HubCity

Human societies and cities took the turn of a global metropolization. While humans’ futures seem more urban than ever, Africa will become the most crowded continent in the world by 2050, hosting some of the biggest cities in the world.

Digital technologists too, consider cities as an end goal. As a matter of fact, they are experimenting with solutions to embrace the next generation of urban infrastructures on the African continent.

The architect and anthropologist Sename Koffi Agbodjnou proposes to consider "tech-hubs" and other digital third places as virtuous factories of the territory of tomorrow.

Tech hubs Whether they are hackerspaces, FabLabs from the maker movement, incubators for innovative companies and coworking spaces, tech-hubs are indeed asserting themselves as places where you can work and live an experience of peer-to-peer learning, sometimes digital nomadic fashion. These are all tested models that could accompany economic developments in the field, at the same time that breeding its stakeholders in an innovative democratic context.
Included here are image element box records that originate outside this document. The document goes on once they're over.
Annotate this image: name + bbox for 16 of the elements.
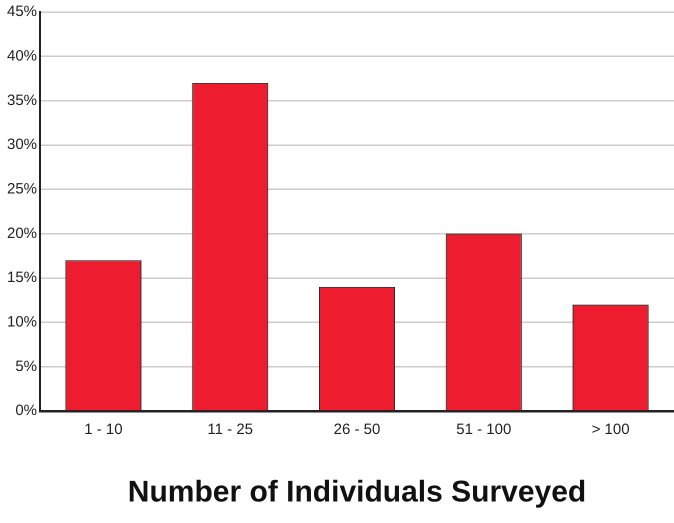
x-tick-label: 11 - 25 [207, 421, 254, 438]
x-tick-label: > 100 [592, 421, 630, 438]
y-tick-label: 15% [6, 269, 38, 286]
y-tick-label: 0% [15, 402, 38, 420]
y-tick-label: 45% [6, 3, 38, 20]
y-tick-label: 25% [6, 180, 38, 198]
x-tick-label: 51 - 100 [456, 421, 512, 438]
y-tick-label: 10% [6, 313, 38, 330]
x-tick-label: 1 - 10 [84, 421, 123, 438]
x-axis-title: Number of Individuals Surveyed [128, 475, 586, 508]
y-tick-label: 30% [6, 136, 38, 154]
y-tick-label: 5% [15, 358, 38, 375]
y-tick-label: 40% [6, 47, 38, 64]
x-tick-label: 26 - 50 [334, 421, 380, 438]
y-tick-label: 20% [6, 224, 38, 242]
y-tick-label: 35% [6, 92, 38, 109]
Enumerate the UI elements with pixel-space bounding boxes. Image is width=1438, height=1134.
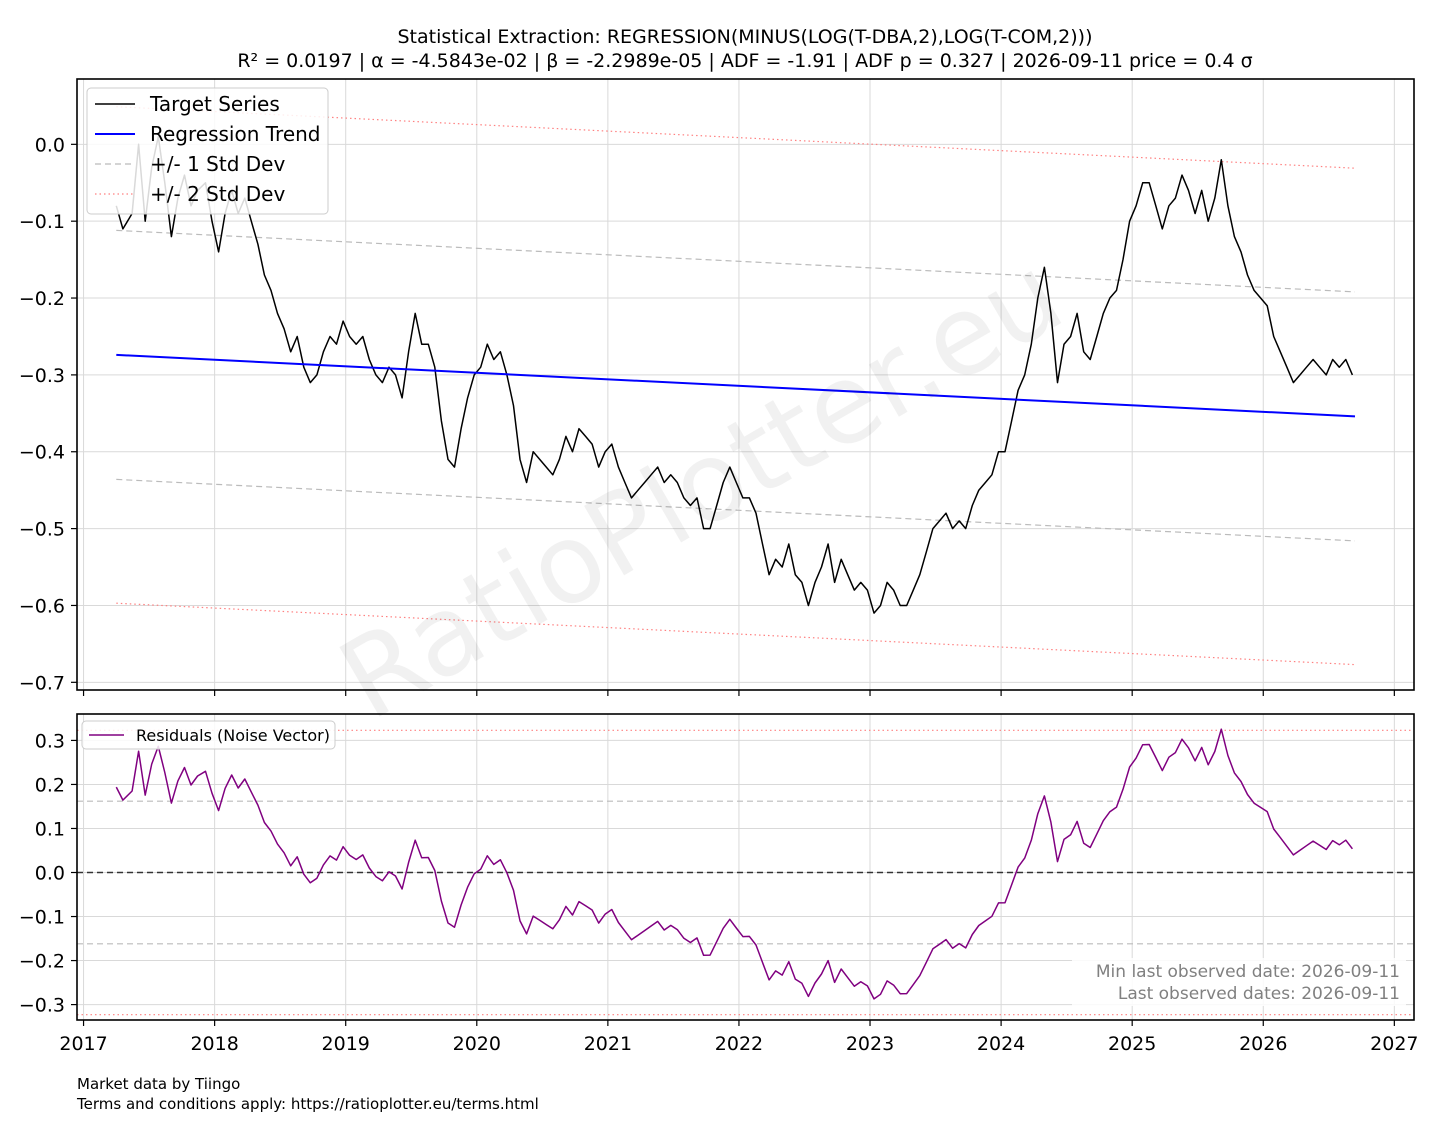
annotation-last-dates: Last observed dates: 2026-09-11: [1118, 984, 1400, 1004]
main-series-lines: [115, 135, 1356, 614]
main-y-tick-label: −0.3: [19, 365, 65, 387]
main-y-tick-label: −0.7: [19, 672, 65, 694]
main-y-tick-label: −0.4: [19, 442, 65, 464]
main-y-tick-label: −0.1: [19, 211, 65, 233]
legend-label-std1: +/- 1 Std Dev: [150, 152, 285, 176]
residuals-y-tick-label: 0.2: [35, 774, 65, 796]
series-line-1-std-dev: [116, 229, 1356, 293]
residuals-y-tick-label: 0.0: [35, 863, 65, 885]
residuals-y-tick-label: −0.3: [19, 995, 65, 1017]
main-y-tick-label: −0.6: [19, 595, 65, 617]
chart-subtitle: R² = 0.0197 | α = -4.5843e-02 | β = -2.2…: [237, 50, 1252, 72]
residuals-x-axis: 2017 2018 2019 2020 2021 2022 2023 2024 2025 2026…: [59, 1020, 1419, 1055]
residuals-reference-lines: [77, 729, 1414, 1016]
residuals-x-tick-label: 2023: [846, 1033, 894, 1055]
annotation-min-last-date: Min last observed date: 2026-09-11: [1096, 962, 1400, 982]
main-plot-frame: [76, 78, 1415, 691]
main-y-axis: 0.0 −0.1 −0.2 −0.3 −0.4 −0.5 −0.6 −0.7: [19, 134, 77, 694]
residuals-x-tick-label: 2018: [190, 1033, 238, 1055]
residuals-x-tick-label: 2019: [322, 1033, 370, 1055]
residuals-legend: Residuals (Noise Vector): [81, 720, 336, 750]
main-std-bands: [116, 106, 1356, 666]
legend-label-std2: +/- 2 Std Dev: [150, 182, 285, 206]
main-y-tick-label: −0.5: [19, 519, 65, 541]
residuals-x-tick-label: 2022: [715, 1033, 763, 1055]
residuals-plot-frame: [76, 713, 1415, 1021]
main-panel: 0.0 −0.1 −0.2 −0.3 −0.4 −0.5 −0.6 −0.7: [19, 78, 1415, 696]
footer-terms-link[interactable]: Terms and conditions apply: https://rati…: [76, 1095, 539, 1113]
main-grid: [77, 79, 1414, 690]
chart-title: Statistical Extraction: REGRESSION(MINUS…: [397, 26, 1092, 48]
residuals-x-tick-label: 2024: [977, 1033, 1025, 1055]
residuals-legend-box: [81, 720, 336, 750]
series-line-target-series: [115, 135, 1354, 614]
main-legend: Target Series Regression Trend +/- 1 Std…: [86, 87, 329, 215]
main-legend-box: [86, 87, 329, 215]
legend-label-residuals: Residuals (Noise Vector): [136, 726, 330, 745]
residuals-y-tick-label: 0.1: [35, 818, 65, 840]
residuals-x-tick-label: 2021: [584, 1033, 632, 1055]
legend-label-regression: Regression Trend: [150, 122, 321, 146]
residuals-y-tick-label: 0.3: [35, 730, 65, 752]
residuals-y-axis: 0.3 0.2 0.1 0.0 −0.1 −0.2 −0.3: [19, 730, 77, 1017]
main-y-tick-label: 0.0: [35, 134, 65, 156]
legend-label-target: Target Series: [149, 92, 280, 116]
residuals-y-tick-label: −0.2: [19, 951, 65, 973]
residuals-y-tick-label: −0.1: [19, 907, 65, 929]
series-line-regression-trend: [116, 353, 1356, 418]
residuals-series-lines: [115, 728, 1353, 1000]
residuals-panel: 0.3 0.2 0.1 0.0 −0.1 −0.2 −0.3 2017 2018 2019 202…: [19, 713, 1419, 1055]
residuals-x-tick-label: 2026: [1239, 1033, 1287, 1055]
residuals-x-tick-label: 2025: [1108, 1033, 1156, 1055]
residuals-x-tick-label: 2017: [59, 1033, 107, 1055]
main-y-tick-label: −0.2: [19, 288, 65, 310]
series-line-1-std-dev-lower: [116, 478, 1356, 542]
series-line-residuals: [115, 728, 1353, 1000]
footer-data-source: Market data by Tiingo: [77, 1075, 240, 1093]
main-x-axis: [82, 690, 1395, 696]
residuals-x-tick-label: 2020: [453, 1033, 501, 1055]
residuals-x-tick-label: 2027: [1370, 1033, 1418, 1055]
annotation-box: [1072, 958, 1406, 1006]
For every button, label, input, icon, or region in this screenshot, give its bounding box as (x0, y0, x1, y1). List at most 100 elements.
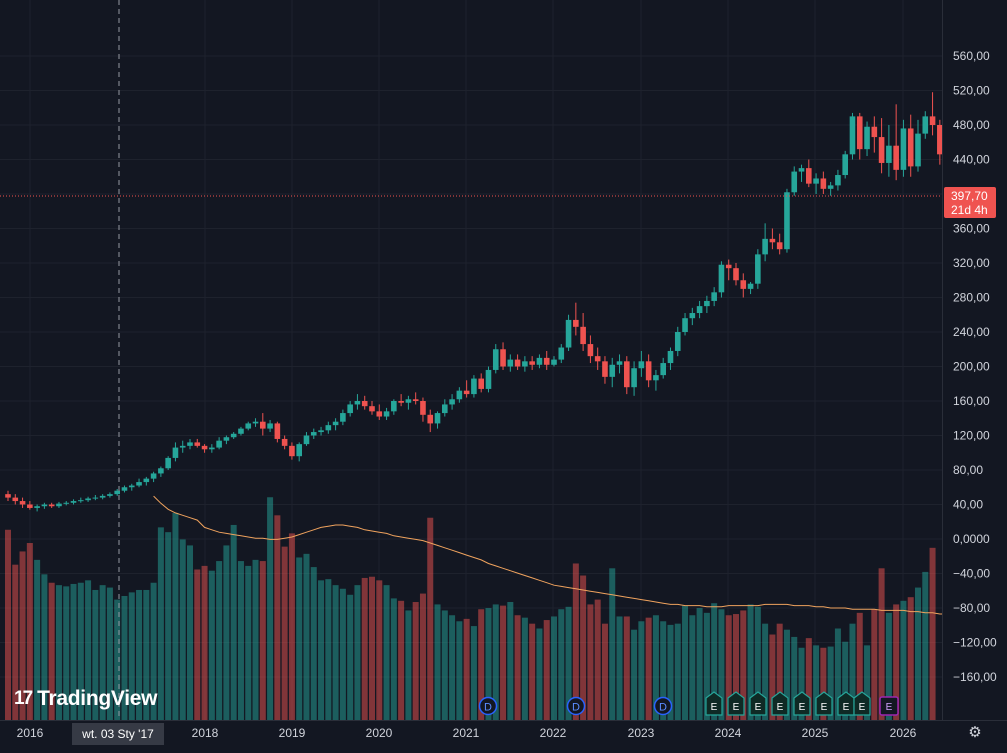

Located at the crossroads of all these types of innovation spaces, the "WoeLab" model proposed by Sename thus presents itself as a "Space for Technological Democracy" entirely dedicated to positively impacting its neighborhood.

Sename has been promoting this original approach to African third places since 2012 through an experiment called "HubCity". This entirely self-financed concrete utopia aims to deploy in Lomé, the capital of Togo, a network of grassroots incubators dedicated to launching a series of cohorts of urban innovation startups whose synergy could bring out Smart-districts around WoeLabs. It has become a very well-known initiative worldwide pioneering the reinvention of the concept of Smart-City.